Cyclisme

L’inédite double montée de l’Alpe d’Huez proposée comme point d’orgue de ce 100e Tour de France impose, inévitablement, une redescente vers la vallée et Bourg-d’Oisans. Après avoir négocié le Col de Sarenne (sommet à 1.999 m) dans la foulée de la première ascension de l’Alpe, le peloton dévalera une route qui a déjà fait l’objet de très nombreux commentaires. Dans un décor lunaire, dépourvu de la moindre végétation, une route étroite serpente à flanc de falaise. D’un côté, la roche, de l’autre, un vide… abyssal. Un précipice de plusieurs centaines de mètres sans la moindre glissière de sécurité ou quelconque parapet.

Au soir de la reconnaissance qu’il avait effectuée avec ses équipiers de la formation RadioShack, Maxime Monfort s’était laissé aller à un tweet révélateur : "La bonne chose avec la descente du col de Sarenne est que si vous manquez un virage, vous serez plus rapidement en bas puisqu’on tombe directement au fond..."

Une première impression que le Wallon a toujours à l’esprit. "C’est vraiment très dangereux !" soufflait Monfort lors de la deuxième journée de repos. "J’espère vraiment que la première montée de l’Alpe d’Huez opérera une grosse sélection car si un peloton imposant attaque cette route extrêmement étroite et technique, cela me laisse craindre le pire. Certains seront peut-être prêts à prendre de gros risques dans cette descente pour boucher le petit écart qu’ils auraient concédé au sommet sur un groupe par exemple…"

Parcourue pour la première fois dans une course professionnelle lors du dernier Critérium du Dauphiné, la descente de Sarenne avait fait l’objet de commentaires très acerbes. "C’est de l’inconscience", avait alors tonné Gianni Meersman, le Belge de chez Omega Pharma-Quick Step. Son coéquipier Tony Martin avait découvert ce tronçon vertigineux à cette même occasion. "Ce sera un spectacle terrible pour les spectateurs, mais cette descente est criminelle", s’était énervé le champion du monde de contre-la-montre. "C’est totalement irresponsable de la part des organisateurs de proposer ce genre de choses. Ils jouent avec nos vies. Le chemin est sinueux et en mauvais état. C’est comme si on roulait sur des pavés (NdlR : il a été réasphalté depuis). Il n’y a en outre pas de rail de sécurité, avec un dénivelé de 30 à 40 m. Si on rate un virage, on risque d’y rester. Imaginez qu’il pleuve…" Et les prévisions météorologiques annoncent des orages pour l’après-midi de ce jeudi !

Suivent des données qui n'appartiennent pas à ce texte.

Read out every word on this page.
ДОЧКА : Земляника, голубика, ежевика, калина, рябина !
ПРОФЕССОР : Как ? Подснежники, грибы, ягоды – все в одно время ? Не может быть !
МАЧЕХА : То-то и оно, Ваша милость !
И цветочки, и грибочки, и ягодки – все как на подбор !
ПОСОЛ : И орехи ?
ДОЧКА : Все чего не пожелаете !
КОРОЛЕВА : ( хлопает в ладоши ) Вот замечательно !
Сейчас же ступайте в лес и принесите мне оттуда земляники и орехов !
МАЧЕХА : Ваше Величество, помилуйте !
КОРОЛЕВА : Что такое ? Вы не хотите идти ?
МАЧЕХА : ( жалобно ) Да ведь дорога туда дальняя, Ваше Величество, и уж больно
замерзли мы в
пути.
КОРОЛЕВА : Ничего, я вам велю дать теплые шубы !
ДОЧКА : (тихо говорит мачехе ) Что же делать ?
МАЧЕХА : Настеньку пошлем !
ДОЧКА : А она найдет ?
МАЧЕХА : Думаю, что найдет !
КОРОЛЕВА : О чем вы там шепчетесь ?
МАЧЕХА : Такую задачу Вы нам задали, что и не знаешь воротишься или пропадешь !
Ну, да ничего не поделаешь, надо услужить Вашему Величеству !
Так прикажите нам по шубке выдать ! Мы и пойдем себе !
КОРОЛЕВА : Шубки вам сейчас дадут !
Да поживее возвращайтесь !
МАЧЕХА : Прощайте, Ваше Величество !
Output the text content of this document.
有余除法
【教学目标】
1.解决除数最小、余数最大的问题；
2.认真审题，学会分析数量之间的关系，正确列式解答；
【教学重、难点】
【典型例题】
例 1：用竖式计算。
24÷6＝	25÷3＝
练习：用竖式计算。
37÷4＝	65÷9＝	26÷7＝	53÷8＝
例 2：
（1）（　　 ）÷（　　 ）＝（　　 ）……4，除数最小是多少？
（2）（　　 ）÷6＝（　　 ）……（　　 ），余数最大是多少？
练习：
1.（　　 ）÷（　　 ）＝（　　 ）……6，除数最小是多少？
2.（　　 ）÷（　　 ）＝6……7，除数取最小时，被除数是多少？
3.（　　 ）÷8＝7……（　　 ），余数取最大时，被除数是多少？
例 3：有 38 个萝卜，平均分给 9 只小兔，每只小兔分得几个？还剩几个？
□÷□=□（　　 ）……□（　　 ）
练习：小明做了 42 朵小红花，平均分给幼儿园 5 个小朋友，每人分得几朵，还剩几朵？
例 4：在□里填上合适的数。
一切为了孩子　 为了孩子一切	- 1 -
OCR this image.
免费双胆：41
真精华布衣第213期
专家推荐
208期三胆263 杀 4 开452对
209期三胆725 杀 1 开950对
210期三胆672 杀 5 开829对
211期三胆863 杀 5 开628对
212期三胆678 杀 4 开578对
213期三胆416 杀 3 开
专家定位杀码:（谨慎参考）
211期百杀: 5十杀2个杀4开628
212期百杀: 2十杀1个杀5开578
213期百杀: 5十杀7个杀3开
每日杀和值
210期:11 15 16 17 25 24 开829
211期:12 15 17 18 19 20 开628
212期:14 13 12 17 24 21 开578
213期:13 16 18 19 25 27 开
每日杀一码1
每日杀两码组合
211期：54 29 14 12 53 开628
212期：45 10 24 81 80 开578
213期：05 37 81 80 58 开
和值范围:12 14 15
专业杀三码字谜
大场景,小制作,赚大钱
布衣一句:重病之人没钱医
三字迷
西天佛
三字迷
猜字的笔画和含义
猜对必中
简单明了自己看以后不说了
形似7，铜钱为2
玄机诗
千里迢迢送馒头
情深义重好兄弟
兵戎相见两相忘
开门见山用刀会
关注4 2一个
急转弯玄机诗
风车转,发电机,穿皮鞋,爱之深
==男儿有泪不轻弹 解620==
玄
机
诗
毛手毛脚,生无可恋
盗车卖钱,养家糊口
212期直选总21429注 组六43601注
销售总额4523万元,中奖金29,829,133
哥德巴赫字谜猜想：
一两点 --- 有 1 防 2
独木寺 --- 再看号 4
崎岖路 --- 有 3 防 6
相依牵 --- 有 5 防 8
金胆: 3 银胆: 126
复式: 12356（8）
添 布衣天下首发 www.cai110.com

Lors de sa conférence de presse d’avant-Tour, Andy Schleck avait lui aussi tiré la sonnette d’alarme. "Lorsque nous avons effectué la reconnaissance de cette étape et que j’ai découvert cette route, je n’ai pas peur de dire que j’ai été choqué. Cette descente n’est tout simplement pas acceptable. Si on rate un virage, on risque bien de se retrouver 100 ou 300 mètres plus bas. J’espère vraiment que les organisateurs mettront en place un dispositif de sécurité à la hauteur. Le cyclisme a besoin de nouveautés et d’innovations comme cette double ascension de l’Alpe d’Huez, mais ce n’est pas pour cela qu’il faut nous imposer de tels risques."